El general Díaz estaba lejos de tener gran instrucción; su carrera militar se hizo sobre el campo de batalla, en el cual vivió desde su temprana juventud hasta los treinta y siete años en actividad sin tregua. Si algo había recogido de la limitada instrucción que antes del año '50 se daba en los colegios provinciales tuvo tiempo para olvidarlo y ninguno para aumentar su bagaje intelectual: Su entendimiento era claro, alerta y penetrante sin llegar a extraordinario; no leía nunca; pero trabajaba diez o doce horas al día, entre conferencias y papeles que le enseñaban mucho y así adquirió una instrucción fragmentaria, variadísima e incompleta en todo, que le permitía juzgar con confianza en sí mismo y tratar sobre cualquier materia dejando en su interlocutor la impresión más favorable.

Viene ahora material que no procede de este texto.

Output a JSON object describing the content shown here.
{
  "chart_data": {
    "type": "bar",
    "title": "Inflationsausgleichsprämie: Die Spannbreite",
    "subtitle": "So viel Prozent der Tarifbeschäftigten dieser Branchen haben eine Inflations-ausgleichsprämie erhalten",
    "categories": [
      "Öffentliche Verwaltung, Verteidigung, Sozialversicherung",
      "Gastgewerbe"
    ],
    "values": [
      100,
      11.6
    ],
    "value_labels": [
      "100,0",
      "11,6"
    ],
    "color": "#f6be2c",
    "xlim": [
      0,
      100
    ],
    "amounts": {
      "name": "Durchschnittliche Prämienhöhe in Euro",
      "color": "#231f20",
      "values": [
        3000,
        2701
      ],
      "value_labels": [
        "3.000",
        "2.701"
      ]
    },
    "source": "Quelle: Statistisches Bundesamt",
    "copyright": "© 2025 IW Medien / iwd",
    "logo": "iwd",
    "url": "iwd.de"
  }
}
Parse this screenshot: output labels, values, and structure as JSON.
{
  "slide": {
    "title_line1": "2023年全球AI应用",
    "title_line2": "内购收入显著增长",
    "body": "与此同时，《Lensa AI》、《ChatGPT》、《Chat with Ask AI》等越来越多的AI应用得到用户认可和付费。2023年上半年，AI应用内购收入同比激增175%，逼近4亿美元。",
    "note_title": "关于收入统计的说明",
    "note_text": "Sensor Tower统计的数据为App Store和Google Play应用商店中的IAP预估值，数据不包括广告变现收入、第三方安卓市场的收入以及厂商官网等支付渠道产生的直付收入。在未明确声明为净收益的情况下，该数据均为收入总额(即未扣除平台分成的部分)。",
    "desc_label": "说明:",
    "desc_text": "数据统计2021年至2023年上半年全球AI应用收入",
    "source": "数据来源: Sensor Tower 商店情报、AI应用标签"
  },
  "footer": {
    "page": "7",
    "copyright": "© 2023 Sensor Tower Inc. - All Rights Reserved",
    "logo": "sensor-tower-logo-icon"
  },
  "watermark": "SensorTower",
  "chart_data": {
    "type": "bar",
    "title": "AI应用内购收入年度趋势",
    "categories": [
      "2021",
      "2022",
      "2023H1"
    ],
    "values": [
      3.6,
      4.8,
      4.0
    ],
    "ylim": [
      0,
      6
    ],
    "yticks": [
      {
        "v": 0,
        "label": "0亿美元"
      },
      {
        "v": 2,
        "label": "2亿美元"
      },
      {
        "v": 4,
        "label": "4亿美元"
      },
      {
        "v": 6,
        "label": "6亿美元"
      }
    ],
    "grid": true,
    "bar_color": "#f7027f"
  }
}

El general Díaz, en tales condiciones, era mucho más gobernante que estadista, porque tenía la visión del porvenir, que en el estadista es obsesión espontánea y que no se tiene sin el conocimiento del pasado. Lo que sabía era dominar el presente, conquistarlo, subyugarlo con mucha más habilidad que violencia, trabajar sobre él en obras de organiza ción y construcción nacionales; y por eso fue un gran gobernante, el más grande, sin duda, de la América Latina, y por eso fue uno de los hombres más prominentes de su siglo.

Desde 1884, al sustituir al general González en el gobierno, marcó bien su tendencia de conciliación y de tolerancia, para ahorrar violencia y dar a su mando sustentación durable en la aquiescencia de la mayoría. Hizo la hibridación de los partidos que parecían irreconciliables, y su obra fue benéfica para la unidad moral que iba a fortalecer después, creando los intereses comunes y poniendo en comunicación a los pueblos. Después aspiró a la adhesión de todos, haciendo a todos partícipes de su administración.

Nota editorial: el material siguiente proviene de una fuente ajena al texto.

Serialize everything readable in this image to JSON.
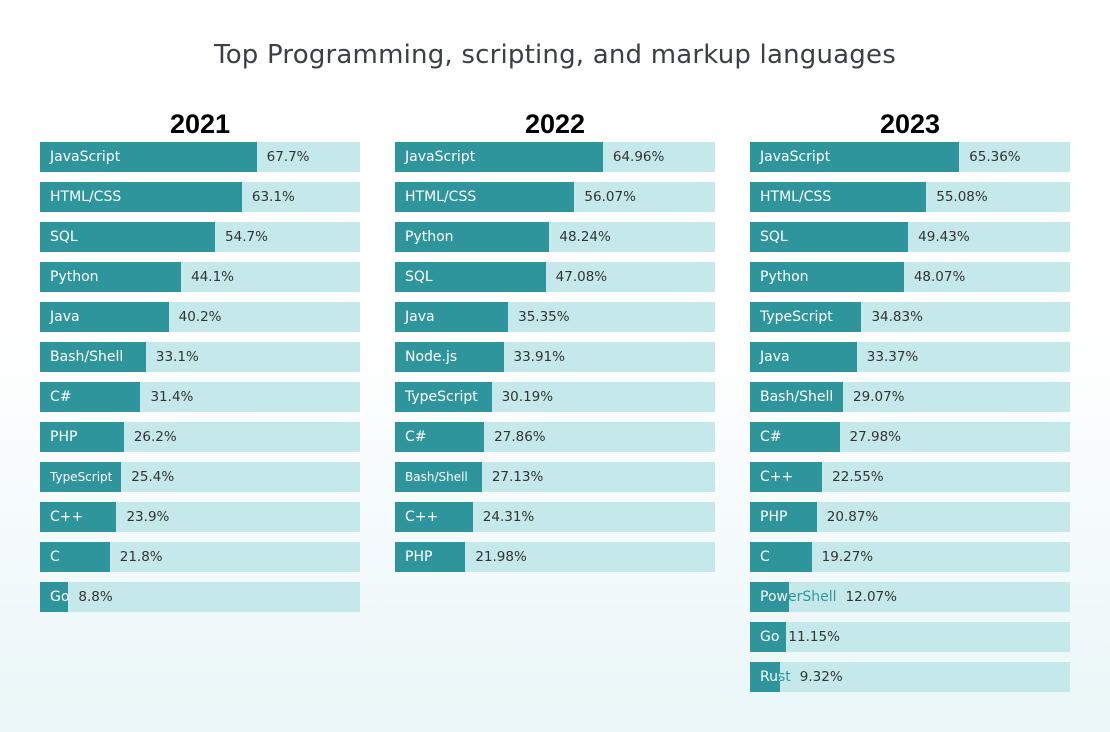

La clase aristocrática, bien poco orgullosa en su país en que nunca se dio valor a las distinciones de prosapia, se resentía, por católica y por imperialista, del triunfo de la clase media liberal en las guerras de Reforma y de Intervención; el general Díaz representaba para ella el prin cipio extremo liberal, con un poco de grosería personal de soldado rudo. La clase quedó bien pronto desarmada al encontrar en aquél las finas maneras de un hombre de mundo, su trato cortés y llano, incapaz de lastimar las preocupaciones más cosquillosas. Abrió las puertas al plebeyo, que a su vez franqueaba las del mundo político a la clase proscrita, y así ésta se puso en contacto con la más numerosa e importante del país.

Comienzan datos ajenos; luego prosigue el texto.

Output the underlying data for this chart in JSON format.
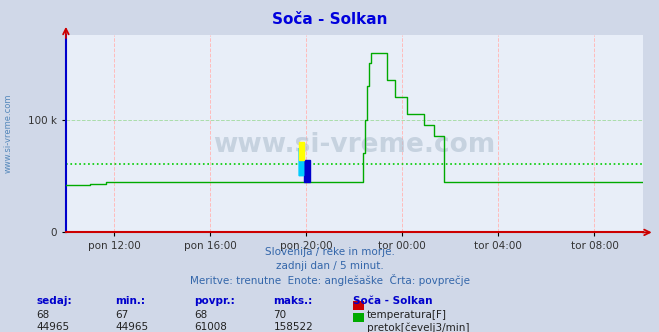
{
  "title": "Soča - Solkan",
  "title_color": "#0000dd",
  "bg_color": "#d0d8e8",
  "plot_bg_color": "#e8eef8",
  "grid_color_red": "#ffbbbb",
  "grid_color_green": "#aaddaa",
  "xlabel_ticks": [
    "pon 12:00",
    "pon 16:00",
    "pon 20:00",
    "tor 00:00",
    "tor 04:00",
    "tor 08:00"
  ],
  "ylabel_ticks": [
    "0",
    "100 k"
  ],
  "ymax": 175000,
  "ymin": 0,
  "avg_flow": 61008,
  "avg_temp": 68,
  "subtitle_lines": [
    "Slovenija / reke in morje.",
    "zadnji dan / 5 minut.",
    "Meritve: trenutne  Enote: anglešaške  Črta: povprečje"
  ],
  "table_headers": [
    "sedaj:",
    "min.:",
    "povpr.:",
    "maks.:",
    "Soča - Solkan"
  ],
  "table_row1": [
    "68",
    "67",
    "68",
    "70"
  ],
  "table_row2": [
    "44965",
    "44965",
    "61008",
    "158522"
  ],
  "label_temp": "temperatura[F]",
  "label_flow": "pretok[čevelj3/min]",
  "watermark": "www.si-vreme.com",
  "watermark_color": "#aabbcc",
  "side_label": "www.si-vreme.com",
  "side_label_color": "#5588bb",
  "arrow_color": "#cc0000",
  "flow_line_color": "#00aa00",
  "temp_line_color": "#cc0000",
  "avg_flow_line_color": "#00cc00",
  "avg_temp_line_color": "#cc0000",
  "spine_left_color": "#0000cc",
  "spine_bottom_color": "#cc0000"
}
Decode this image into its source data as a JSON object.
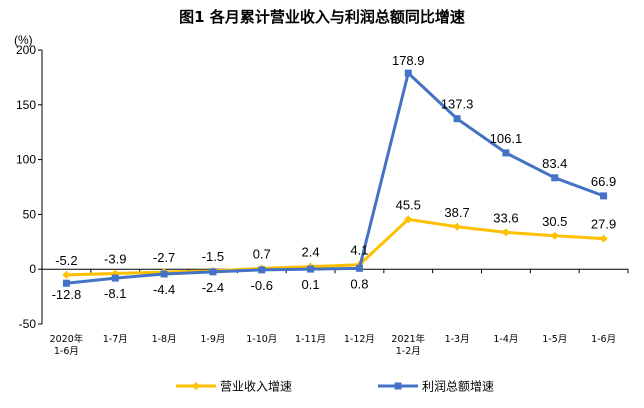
{
  "chart_data": {
    "type": "line",
    "title": "图1  各月累计营业收入与利润总额同比增速",
    "ylabel": "(%)",
    "xlabel": "",
    "ylim": [
      -50,
      200
    ],
    "yticks": [
      -50,
      0,
      50,
      100,
      150,
      200
    ],
    "grid": false,
    "legend": "bottom",
    "categories": [
      [
        "2020年",
        "1-6月"
      ],
      [
        "1-7月"
      ],
      [
        "1-8月"
      ],
      [
        "1-9月"
      ],
      [
        "1-10月"
      ],
      [
        "1-11月"
      ],
      [
        "1-12月"
      ],
      [
        "2021年",
        "1-2月"
      ],
      [
        "1-3月"
      ],
      [
        "1-4月"
      ],
      [
        "1-5月"
      ],
      [
        "1-6月"
      ]
    ],
    "series": [
      {
        "name": "营业收入增速",
        "color": "#FFC000",
        "values": [
          -5.2,
          -3.9,
          -2.7,
          -1.5,
          0.7,
          2.4,
          4.1,
          45.5,
          38.7,
          33.6,
          30.5,
          27.9
        ],
        "labels": [
          "-5.2",
          "-3.9",
          "-2.7",
          "-1.5",
          "0.7",
          "2.4",
          "4.1",
          "45.5",
          "38.7",
          "33.6",
          "30.5",
          "27.9"
        ]
      },
      {
        "name": "利润总额增速",
        "color": "#4472C4",
        "values": [
          -12.8,
          -8.1,
          -4.4,
          -2.4,
          -0.6,
          0.1,
          0.8,
          178.9,
          137.3,
          106.1,
          83.4,
          66.9
        ],
        "labels": [
          "-12.8",
          "-8.1",
          "-4.4",
          "-2.4",
          "-0.6",
          "0.1",
          "0.8",
          "178.9",
          "137.3",
          "106.1",
          "83.4",
          "66.9"
        ]
      }
    ]
  }
}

Los intereses extranjeros encontraron en el general Díaz una atención asidua y constante, sin la cual habría sido imposible (supuestos los antecedentes del país desordenado), la afluencia de capitales que llevó a México todas sus grandes obras de progreso y transformación. Los extranjeros de todas las nacionalidades, que aumentaban poco a poco en número, y que no solían llegar como aventureros, sino como hom bres de trabajo y muchas veces de capital, comenzaron por sentirse tran quilos, después vivieron satisfechos, y acabaron por mostrarse adictos al gobernante benévolo que conquistaba voluntades.

El clero no sólo valía por su número, la ilustración de sus hombres y su influencia moral, rebajada, pero no destruida, por su abatimiento político; tenía la importancia negativa del obstáculo para la acción libre y sin trabas que el Presidente quería alcanzar, para la armonía de todos y la sumisión voluntaria de todos, que parecía ser la base primera del programa de gobierno. Muchos hombres, muchos grupos en todo el país, no podían seguir al gobierno, aunque lo deseaban, porque sus intereses o antecedentes políticos los ligaban con la Iglesia. Era cabeza de la mexicana, al principio, un miembro de la Regencia Imperial, hijo espiritual de Pío IX y nutrido en la intolerancia del gran papa intolerante: el Arzobispo don Pelagio Antonio de Labastida. Pero las dificultades del problema cedieron ante la facultad conciliadora del general Díaz, que sabía también combinarse con cierta presión de enérgica amenaza, y que, al decir de algunos, influyó en aquella ocasión para presentar en forma diplomática la disyuntiva de paz o guerra.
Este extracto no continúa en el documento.